Ales–Gonnostramatza, strada sotto accusa: “Condizioni non più sostenibili”

Un’interpellanza urgente è stata presentata alla Presidenza della Provincia di Oristano per accendere i riflettori sulle condizioni critiche della S.P. 46 Ales–Gonnostramatza e chiedere l’immediata attuazione delle prescrizioni di sicurezza già indicate dagli organismi nazionali competenti.

A firmarla sono le consigliere Federica Piras e Laura Celletti, insieme ai consiglieri Angelo Masala e Renzo Ponti, che intervengono a seguito dell’ispezione condotta da ANSFISA nel dicembre scorso. Il sopralluogo dell’Agenzia Nazionale per la Sicurezza delle Infrastrutture Stradali e Autostradali ha infatti evidenziato diffuse criticità lungo l’arteria: pavimentazione ammalorata, barriere di sicurezza non adeguate e segnaletica insufficiente.

Uno dei tratti più ammalorati della provinciale Ales-Gonnostramatza

“Non possiamo più attendere di fronte a rilievi così puntuali e vincolanti da parte delle autorità competenti – affermano i quattro consiglieri, che definiscono la sicurezza stradale “un dovere primario dell’amministrazione e non un’opzione”.

L’obiettivo dichiarato è quello di garantire condizioni di circolazione sicure per automobilisti, lavoratori e studenti.

La situazione descritta viene definita particolarmente grave nel tratto tra Gonnoscodina e Gonnostramatza, dove la carreggiata presenta le maggiori criticità e risulta, secondo i firmatari, “di fatto insicura anche per la presenza di pedoni in condizioni di promiscuità con il traffico veicolare”.

I firmatari dell’interpellanza

Il manto stradale è segnato da fessurazioni e cedimenti che incidono sulla stabilità della percorrenza quotidiana.
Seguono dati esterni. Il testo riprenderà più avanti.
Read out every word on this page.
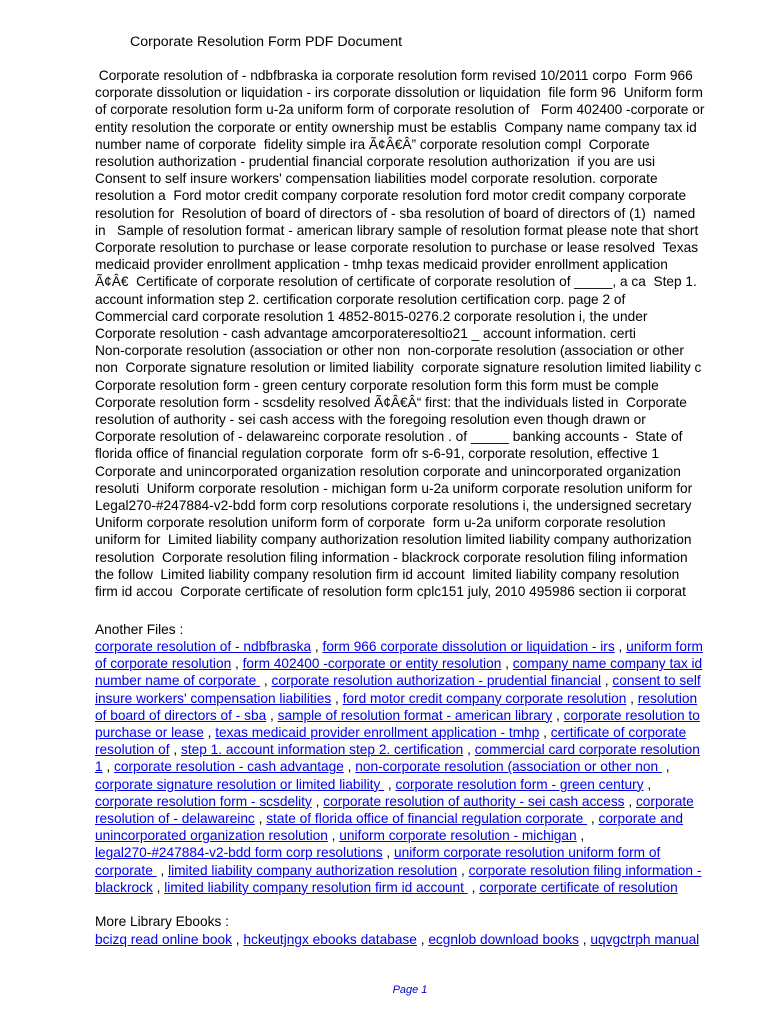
Corporate Resolution Form PDF Document
Corporate resolution of - ndbfbraska ia corporate resolution form revised 10/2011 corpo  Form 966
corporate dissolution or liquidation - irs corporate dissolution or liquidation  file form 96  Uniform form
of corporate resolution form u-2a uniform form of corporate resolution of   Form 402400 -corporate or
entity resolution the corporate or entity ownership must be establis  Company name company tax id
number name of corporate  fidelity simple ira Ã¢Â€Â” corporate resolution compl  Corporate
resolution authorization - prudential financial corporate resolution authorization  if you are usi
Consent to self insure workers' compensation liabilities model corporate resolution. corporate
resolution a  Ford motor credit company corporate resolution ford motor credit company corporate
resolution for  Resolution of board of directors of - sba resolution of board of directors of (1)  named
in   Sample of resolution format - american library sample of resolution format please note that short
Corporate resolution to purchase or lease corporate resolution to purchase or lease resolved  Texas
medicaid provider enrollment application - tmhp texas medicaid provider enrollment application
Ã¢Â€  Certificate of corporate resolution of certificate of corporate resolution of _____, a ca  Step 1.
account information step 2. certification corporate resolution certification corp. page 2 of
Commercial card corporate resolution 1 4852-8015-0276.2 corporate resolution i, the under
Corporate resolution - cash advantage amcorporateresoltio21 _ account information. certi
Non-corporate resolution (association or other non  non-corporate resolution (association or other
non  Corporate signature resolution or limited liability  corporate signature resolution limited liability c
Corporate resolution form - green century corporate resolution form this form must be comple
Corporate resolution form - scsdelity resolved Ã¢Â€Â“ first: that the individuals listed in  Corporate
resolution of authority - sei cash access with the foregoing resolution even though drawn or
Corporate resolution of - delawareinc corporate resolution . of _____ banking accounts -  State of
florida office of financial regulation corporate  form ofr s-6-91, corporate resolution, effective 1
Corporate and unincorporated organization resolution corporate and unincorporated organization
resoluti  Uniform corporate resolution - michigan form u-2a uniform corporate resolution uniform for
Legal270-#247884-v2-bdd form corp resolutions corporate resolutions i, the undersigned secretary
Uniform corporate resolution uniform form of corporate  form u-2a uniform corporate resolution
uniform for  Limited liability company authorization resolution limited liability company authorization
resolution  Corporate resolution filing information - blackrock corporate resolution filing information
the follow  Limited liability company resolution firm id account  limited liability company resolution
firm id accou  Corporate certificate of resolution form cplc151 july, 2010 495986 section ii corporat
Another Files :
corporate resolution of - ndbfbraska , form 966 corporate dissolution or liquidation - irs , uniform form
of corporate resolution , form 402400 -corporate or entity resolution , company name company tax id
number name of corporate  , corporate resolution authorization - prudential financial , consent to self
insure workers' compensation liabilities , ford motor credit company corporate resolution , resolution
of board of directors of - sba , sample of resolution format - american library , corporate resolution to
purchase or lease , texas medicaid provider enrollment application - tmhp , certificate of corporate
resolution of , step 1. account information step 2. certification , commercial card corporate resolution
1 , corporate resolution - cash advantage , non-corporate resolution (association or other non  ,
corporate signature resolution or limited liability  , corporate resolution form - green century ,
corporate resolution form - scsdelity , corporate resolution of authority - sei cash access , corporate
resolution of - delawareinc , state of florida office of financial regulation corporate  , corporate and
unincorporated organization resolution , uniform corporate resolution - michigan ,
legal270-#247884-v2-bdd form corp resolutions , uniform corporate resolution uniform form of
corporate  , limited liability company authorization resolution , corporate resolution filing information -
blackrock , limited liability company resolution firm id account  , corporate certificate of resolution
More Library Ebooks :
bcizq read online book , hckeutjngx ebooks database , ecgnlob download books , uqvgctrph manual
Page 1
Al centro della richiesta anche il nodo dei tempi e delle risorse: a mesi dalle prescrizioni degli organi nazionali, denunciano i consiglieri, non vi sarebbe ancora certezza né sui finanziamenti né sul cronoprogramma degli interventi.

Per questo viene chiesto alla Provincia di chiarire nel dettaglio quali lavori siano stati già eseguiti, quali siano in fase di programmazione, quale sia la copertura economica prevista e con quali tempistiche si intenda procedere alla messa in sicurezza dell’intera tratta.

I firmatari chiedono inoltre che l’interpellanza venga discussa con urgenza nella prossima seduta del consiglio provinciale.